Clinical Signs: Calcinosis cutis lesions commonly appear on the skin as bumps or flat raised areas (papules or plaques) with gritty yellow, white, or grey granules. The lesions are commonly surrounded by reddened skin, because calcinosis cutis often causes inflammation. The back, underarms and groin area are most commonly affected, but the lesions often start in one area and spread if the underlying cause is not controlled. Many animals with calcinosis cutis are itchy and uncomfortable. Their lesions often develop secondary infections, leading to red tinged or white-green discharge from the lesions and increased swelling and itching.

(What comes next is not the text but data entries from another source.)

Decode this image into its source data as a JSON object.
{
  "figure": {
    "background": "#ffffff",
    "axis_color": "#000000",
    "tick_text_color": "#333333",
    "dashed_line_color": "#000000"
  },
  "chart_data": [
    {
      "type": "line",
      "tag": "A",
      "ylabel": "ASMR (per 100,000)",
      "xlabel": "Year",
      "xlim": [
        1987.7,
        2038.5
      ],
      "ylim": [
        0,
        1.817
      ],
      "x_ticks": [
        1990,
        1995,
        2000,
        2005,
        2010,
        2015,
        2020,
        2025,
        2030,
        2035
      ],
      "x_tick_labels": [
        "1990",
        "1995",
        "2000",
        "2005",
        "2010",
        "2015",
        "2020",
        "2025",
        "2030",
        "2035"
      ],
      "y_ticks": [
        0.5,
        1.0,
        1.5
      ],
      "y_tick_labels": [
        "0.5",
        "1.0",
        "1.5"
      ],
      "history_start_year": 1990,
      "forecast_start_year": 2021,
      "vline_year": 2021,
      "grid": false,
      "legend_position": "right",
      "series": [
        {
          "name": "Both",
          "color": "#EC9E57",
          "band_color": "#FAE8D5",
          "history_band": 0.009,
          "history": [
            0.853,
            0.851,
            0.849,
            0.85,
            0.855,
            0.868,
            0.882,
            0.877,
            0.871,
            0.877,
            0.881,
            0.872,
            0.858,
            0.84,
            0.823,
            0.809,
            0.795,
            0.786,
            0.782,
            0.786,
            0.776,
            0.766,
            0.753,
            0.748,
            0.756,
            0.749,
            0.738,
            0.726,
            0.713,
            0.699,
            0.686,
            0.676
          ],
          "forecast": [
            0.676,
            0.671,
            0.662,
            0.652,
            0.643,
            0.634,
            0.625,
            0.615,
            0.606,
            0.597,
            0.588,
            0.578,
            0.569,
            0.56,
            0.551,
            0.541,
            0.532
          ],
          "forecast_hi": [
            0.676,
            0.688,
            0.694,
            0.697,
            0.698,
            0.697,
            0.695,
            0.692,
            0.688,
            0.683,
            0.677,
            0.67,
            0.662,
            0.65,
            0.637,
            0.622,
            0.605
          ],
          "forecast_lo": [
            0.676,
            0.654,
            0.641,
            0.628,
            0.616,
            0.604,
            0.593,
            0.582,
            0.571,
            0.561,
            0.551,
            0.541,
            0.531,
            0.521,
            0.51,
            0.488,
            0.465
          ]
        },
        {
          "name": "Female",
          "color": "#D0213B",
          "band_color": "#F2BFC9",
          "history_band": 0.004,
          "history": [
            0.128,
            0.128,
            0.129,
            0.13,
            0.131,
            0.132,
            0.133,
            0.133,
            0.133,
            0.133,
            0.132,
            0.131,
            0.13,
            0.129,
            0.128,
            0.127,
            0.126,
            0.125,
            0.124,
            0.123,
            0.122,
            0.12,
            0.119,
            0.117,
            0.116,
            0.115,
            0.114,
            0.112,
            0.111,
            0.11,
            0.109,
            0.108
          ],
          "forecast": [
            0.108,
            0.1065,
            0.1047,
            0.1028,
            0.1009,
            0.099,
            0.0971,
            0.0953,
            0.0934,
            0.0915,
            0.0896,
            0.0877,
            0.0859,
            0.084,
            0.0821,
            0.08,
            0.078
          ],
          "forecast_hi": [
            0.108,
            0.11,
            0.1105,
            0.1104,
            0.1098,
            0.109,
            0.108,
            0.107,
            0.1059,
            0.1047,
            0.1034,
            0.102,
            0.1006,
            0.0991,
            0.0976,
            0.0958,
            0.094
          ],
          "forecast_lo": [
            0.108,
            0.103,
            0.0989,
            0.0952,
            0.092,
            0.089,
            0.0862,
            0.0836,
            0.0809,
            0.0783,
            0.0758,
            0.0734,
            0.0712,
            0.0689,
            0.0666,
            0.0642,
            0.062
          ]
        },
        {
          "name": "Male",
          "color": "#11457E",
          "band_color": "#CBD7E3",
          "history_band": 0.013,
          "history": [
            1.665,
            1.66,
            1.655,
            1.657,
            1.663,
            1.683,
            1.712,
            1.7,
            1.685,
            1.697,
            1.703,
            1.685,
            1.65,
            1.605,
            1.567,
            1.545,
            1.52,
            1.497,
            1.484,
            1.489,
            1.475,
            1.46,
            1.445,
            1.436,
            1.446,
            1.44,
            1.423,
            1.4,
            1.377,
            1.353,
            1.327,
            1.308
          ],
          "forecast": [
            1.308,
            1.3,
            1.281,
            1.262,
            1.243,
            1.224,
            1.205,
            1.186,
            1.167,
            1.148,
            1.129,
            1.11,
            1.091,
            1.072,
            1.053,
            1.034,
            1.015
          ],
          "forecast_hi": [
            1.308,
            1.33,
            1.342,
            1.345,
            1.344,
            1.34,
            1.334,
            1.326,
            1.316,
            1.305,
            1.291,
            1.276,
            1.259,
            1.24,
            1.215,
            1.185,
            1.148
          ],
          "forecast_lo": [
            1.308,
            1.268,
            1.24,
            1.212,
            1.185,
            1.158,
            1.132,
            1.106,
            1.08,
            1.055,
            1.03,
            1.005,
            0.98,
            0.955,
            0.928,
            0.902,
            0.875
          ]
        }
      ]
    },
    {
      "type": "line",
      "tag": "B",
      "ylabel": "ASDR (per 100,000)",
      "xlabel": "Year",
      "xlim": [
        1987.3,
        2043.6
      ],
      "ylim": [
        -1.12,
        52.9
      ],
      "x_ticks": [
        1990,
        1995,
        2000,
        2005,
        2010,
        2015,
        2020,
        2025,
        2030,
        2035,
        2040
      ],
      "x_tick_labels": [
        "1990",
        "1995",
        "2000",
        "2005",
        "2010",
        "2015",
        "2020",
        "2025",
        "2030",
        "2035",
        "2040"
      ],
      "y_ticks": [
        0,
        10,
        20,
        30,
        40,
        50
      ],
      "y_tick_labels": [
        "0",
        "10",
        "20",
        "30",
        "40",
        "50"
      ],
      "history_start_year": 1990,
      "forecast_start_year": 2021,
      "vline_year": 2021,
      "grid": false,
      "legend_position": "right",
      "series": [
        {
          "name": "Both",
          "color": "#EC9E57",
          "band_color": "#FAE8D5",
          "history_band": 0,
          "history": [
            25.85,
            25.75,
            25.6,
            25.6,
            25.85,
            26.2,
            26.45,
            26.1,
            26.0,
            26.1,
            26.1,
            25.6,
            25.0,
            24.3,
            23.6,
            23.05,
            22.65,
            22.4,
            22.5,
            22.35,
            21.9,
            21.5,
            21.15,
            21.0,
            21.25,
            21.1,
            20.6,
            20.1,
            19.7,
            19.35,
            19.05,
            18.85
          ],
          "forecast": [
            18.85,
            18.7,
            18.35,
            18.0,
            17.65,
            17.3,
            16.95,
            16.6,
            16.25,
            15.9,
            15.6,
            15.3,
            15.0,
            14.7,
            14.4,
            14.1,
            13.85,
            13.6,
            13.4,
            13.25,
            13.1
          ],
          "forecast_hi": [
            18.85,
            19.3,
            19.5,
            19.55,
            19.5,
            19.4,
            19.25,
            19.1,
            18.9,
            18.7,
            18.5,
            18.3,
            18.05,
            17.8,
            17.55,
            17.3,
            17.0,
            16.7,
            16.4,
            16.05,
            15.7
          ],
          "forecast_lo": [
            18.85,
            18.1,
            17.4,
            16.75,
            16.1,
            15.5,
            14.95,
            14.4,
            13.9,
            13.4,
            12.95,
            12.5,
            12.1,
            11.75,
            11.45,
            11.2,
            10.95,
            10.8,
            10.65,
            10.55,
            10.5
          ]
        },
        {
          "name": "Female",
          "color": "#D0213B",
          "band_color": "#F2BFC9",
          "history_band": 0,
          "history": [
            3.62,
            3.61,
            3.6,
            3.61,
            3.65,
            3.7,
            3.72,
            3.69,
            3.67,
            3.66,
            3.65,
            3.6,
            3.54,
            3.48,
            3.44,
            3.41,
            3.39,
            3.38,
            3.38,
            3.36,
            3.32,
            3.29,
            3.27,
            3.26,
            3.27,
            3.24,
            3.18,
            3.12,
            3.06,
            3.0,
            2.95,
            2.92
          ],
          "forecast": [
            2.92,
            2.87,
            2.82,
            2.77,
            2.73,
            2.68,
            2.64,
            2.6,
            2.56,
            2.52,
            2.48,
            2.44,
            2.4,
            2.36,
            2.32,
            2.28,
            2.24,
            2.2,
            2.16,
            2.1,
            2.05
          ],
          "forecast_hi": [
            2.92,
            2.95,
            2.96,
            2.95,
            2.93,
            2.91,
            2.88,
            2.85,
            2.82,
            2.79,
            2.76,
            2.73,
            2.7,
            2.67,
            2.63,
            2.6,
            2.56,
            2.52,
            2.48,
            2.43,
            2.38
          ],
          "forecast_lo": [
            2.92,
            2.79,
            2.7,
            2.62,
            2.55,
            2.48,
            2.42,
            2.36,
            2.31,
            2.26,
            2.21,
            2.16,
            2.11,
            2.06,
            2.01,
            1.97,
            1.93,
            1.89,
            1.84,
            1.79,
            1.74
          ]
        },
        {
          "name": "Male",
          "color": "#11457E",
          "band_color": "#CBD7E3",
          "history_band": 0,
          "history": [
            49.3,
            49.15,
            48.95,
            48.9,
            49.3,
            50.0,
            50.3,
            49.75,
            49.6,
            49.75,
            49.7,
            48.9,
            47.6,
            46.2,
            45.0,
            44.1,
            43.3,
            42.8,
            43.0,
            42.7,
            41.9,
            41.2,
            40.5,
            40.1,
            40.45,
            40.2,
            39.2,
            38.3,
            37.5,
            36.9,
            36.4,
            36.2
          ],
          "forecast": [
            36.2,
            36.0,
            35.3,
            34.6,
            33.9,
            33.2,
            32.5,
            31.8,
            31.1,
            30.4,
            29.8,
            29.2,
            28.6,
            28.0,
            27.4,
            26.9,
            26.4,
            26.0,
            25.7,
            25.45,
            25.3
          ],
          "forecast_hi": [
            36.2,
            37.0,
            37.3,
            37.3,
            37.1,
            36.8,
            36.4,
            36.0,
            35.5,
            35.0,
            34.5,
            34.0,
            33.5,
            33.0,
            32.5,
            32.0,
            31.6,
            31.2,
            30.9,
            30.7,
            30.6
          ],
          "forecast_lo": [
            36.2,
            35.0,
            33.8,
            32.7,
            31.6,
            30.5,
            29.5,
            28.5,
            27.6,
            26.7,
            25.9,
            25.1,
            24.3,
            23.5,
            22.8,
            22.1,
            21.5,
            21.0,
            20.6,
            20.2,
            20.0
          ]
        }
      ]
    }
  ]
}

Diagnosis: Calcinosis cutis is definitively diagnosed using a biopsy (a sample of tissue taken and submitted to a pathologist for analysis). Biopsies will show calcium crystals deposited throughout the skin, which are often surrounded by an inflammatory reaction. Surface samples of the lesions are taken for microscopic examination during the initial appointment to determine if any secondary infection is present. When Cushing’s disease is suspected, there are confirmatory tests to diagnose this disease before beginning treatment, such as an ACTH stimulation test or Low Dose Dexamethasone Suppression Test and an abdominal ultrasound.

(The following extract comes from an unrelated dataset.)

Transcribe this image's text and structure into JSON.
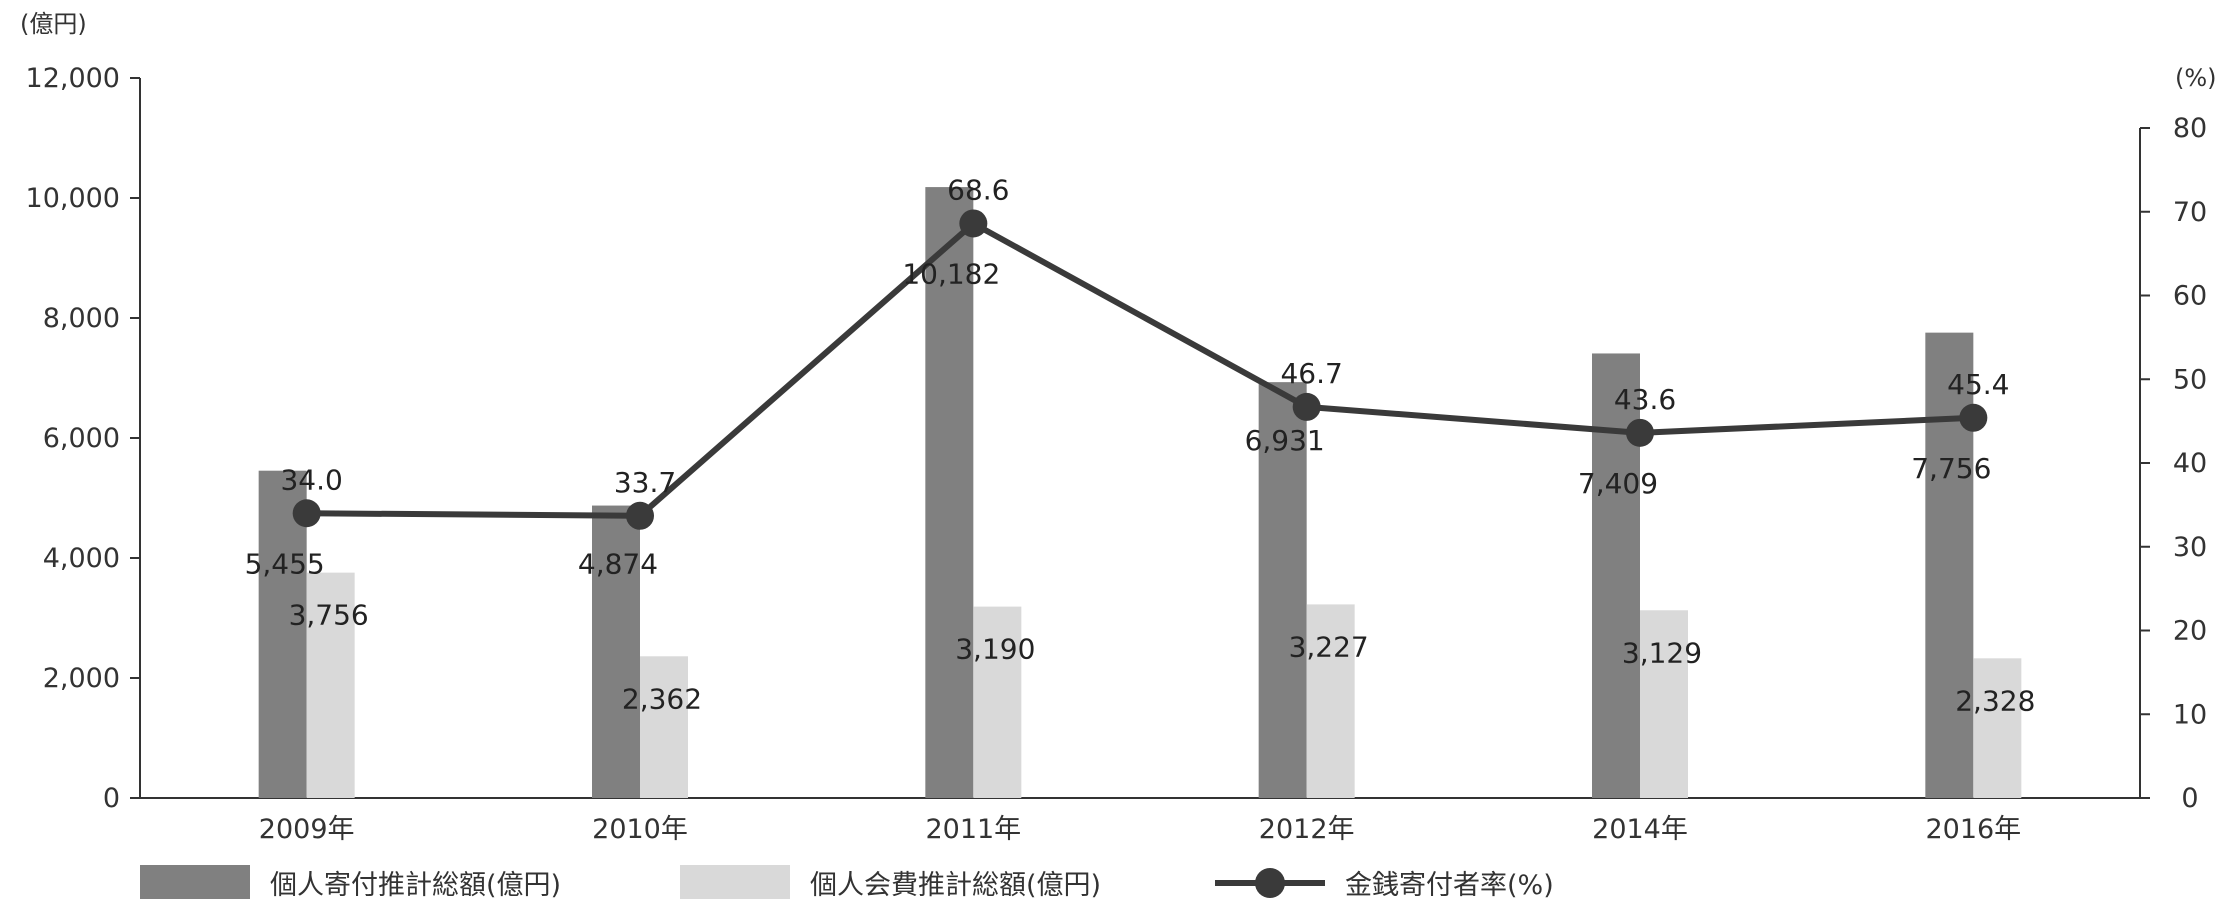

Prognosis: When the underlying cause of the condition is identified, calcinosis cutis can usually be treated successfully. If the lesions have been present for a long time and are very severe, they may never resolve fully or the patient can be left with scarring. Without treating the underlying cause, however, calcinosis cutis will not resolve.

Treatment: Once the underlying cause is diagnosed, treatment is started to control and resolve the calcinosis cutis. In the case of chronic steroid usage, the steroids will be decreased gradually and stopped after a suitable substitute medication is found. If the patient has been diagnosed with Cushing’s disease, then treatment for this disease will be started as soon as possible. If the patient is found to have a secondary infection, this will be treated with the appropriate topical and oral antibiotics. Additional treatments can include non-steroidal medications to reduce itching, antimicrobial shampoos to decrease the risk of future infection, and/or oral minocycline and aluminum-based antacids to help bind calcium. When appropriate, a topical gel medication (Dimethylsulfoxide –DMSO) is added to encourage the reabsorption of calcium from the skin. Regular bloodwork monitoring is often recommended to make sure the liver and kidneys are unaffected by the underlying cause or the treatment for calcinosis cutis.

Prevention: Avoiding overuse of oral and injectable steroids is important because they are known to induce calcinosis cutis with long term, high dose use.